The authors aimed to explore the association between visit-to-visit blood pressure variability (BPV) in pregnant women and adverse neonatal outcomes. The study included 52 891 pregnant women. BPV was calculated as standard deviation (SD) and coefficient of variation (CV) of systolic blood pressure (SBP) or diastolic blood pressure (DBP). All participants were divided into four groups by the quartiles of BPV. When comparing the highest quartiles to the lowest quartiles of DBP SD in all participants, the fully adjusted ORs were 1.19 (95% CI 1.11-1.27, p for trend < .001) for fetal distress, 1.32 (95% CI 1.14-1.54, p for trend < .001) for small for gestational age, 1.32 (95% CI 1.06-1.63, p for trend = .003) for 1-min Apgar score ≤ 7. When comparing the highest quartiles to the lowest quartiles of DBP CV, ORs were 1.22 (95% CI 1.14-1.30, p for trend < .001) for fetal distress, 1.38 (95% CI 1.17-1.61, p for trend < .001) for small for gestational age, 1.43 (95% CI 1.14-1.79, p for trend < .001) for 1-min Apgar score ≤ 7. ORs for preterm birth and 5-min Apgar score ≤ 7 were not statistically significant. However, in participants with gestational hypertension or preeclampsia, ORs for preterm birth were 2.80 (95% CI 1.99-3.94, p for trend < .001) in DBP SD and 3.25 (95% CI 2.24-4.72, p for trend < .001) in DBP CV when extreme quartiles were compared. In conclusion, higher visit-to-visit BPV was associated with adverse neonatal outcomes.

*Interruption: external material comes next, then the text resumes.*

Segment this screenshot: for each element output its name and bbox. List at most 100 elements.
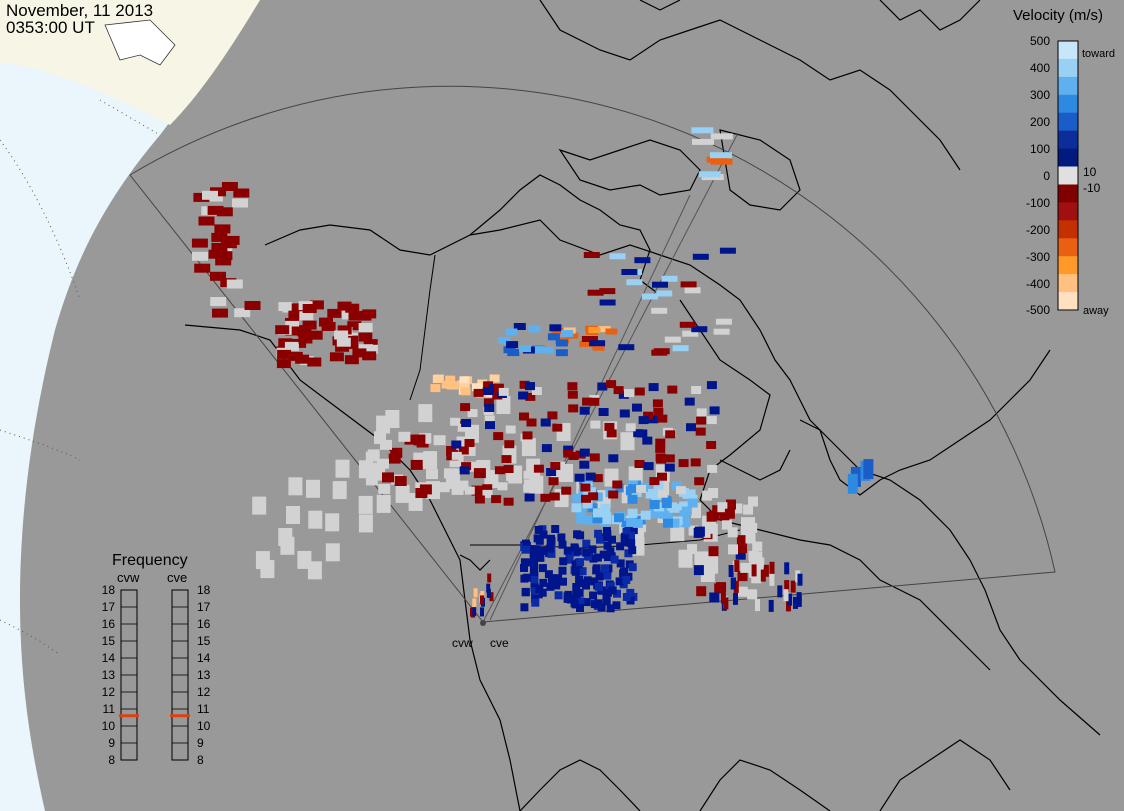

本研究旨在探讨孕妇的血压变异性(BPV)与不良新生儿结局之间的关系。该研究纳入了 52891 名孕妇。BPV 以收缩压(SBP)或舒张压(DBP)的标准差(SD)和变异系数(CV)计算。所有参与者根据 BPV 的四分位数分为四组。在所有参与者中,与 DBP-SD 最低四分位组相比,最高四分位组的胎儿窘迫比值比(OR)为 1.19(95%可信区间 1.11-1.27,p 趋势<0.001),小于胎龄儿为 1.32(95%可信区间 1.14-1.54,p 趋势<0.001),1 分钟 Apgar 评分≤7 为 1.32(95%可信区间 1.06-1.63,p 趋势=0.003)。当比较 DBP-CV 的最高四分位组与最低四分位组时,胎儿窘迫的 OR 为 1.22(95%可信区间 1.14-1.30,p 趋势<0.001),小于胎龄儿为 1.38(95%可信区间 1.17-1.61,p 趋势<0.001),1 分钟 Apgar 评分≤7 为 1.43(95%可信区间 1.14-1.79,p 趋势<0.001)。早产和 5 分钟 Apgar 评分≤7 的 OR 无统计学意义。然而,在患有妊娠期高血压或子痫前期的参与者中,与 DBP-SD 极端四分位组相比,早产的 OR 为 2.80(95%可信区间 1.99-3.94,p 趋势<0.001),与 DBP-CV 相比为 3.25(95%可信区间 2.24-4.72,p 趋势<0.001)。总之,较高的血压变异性与不良新生儿结局相关。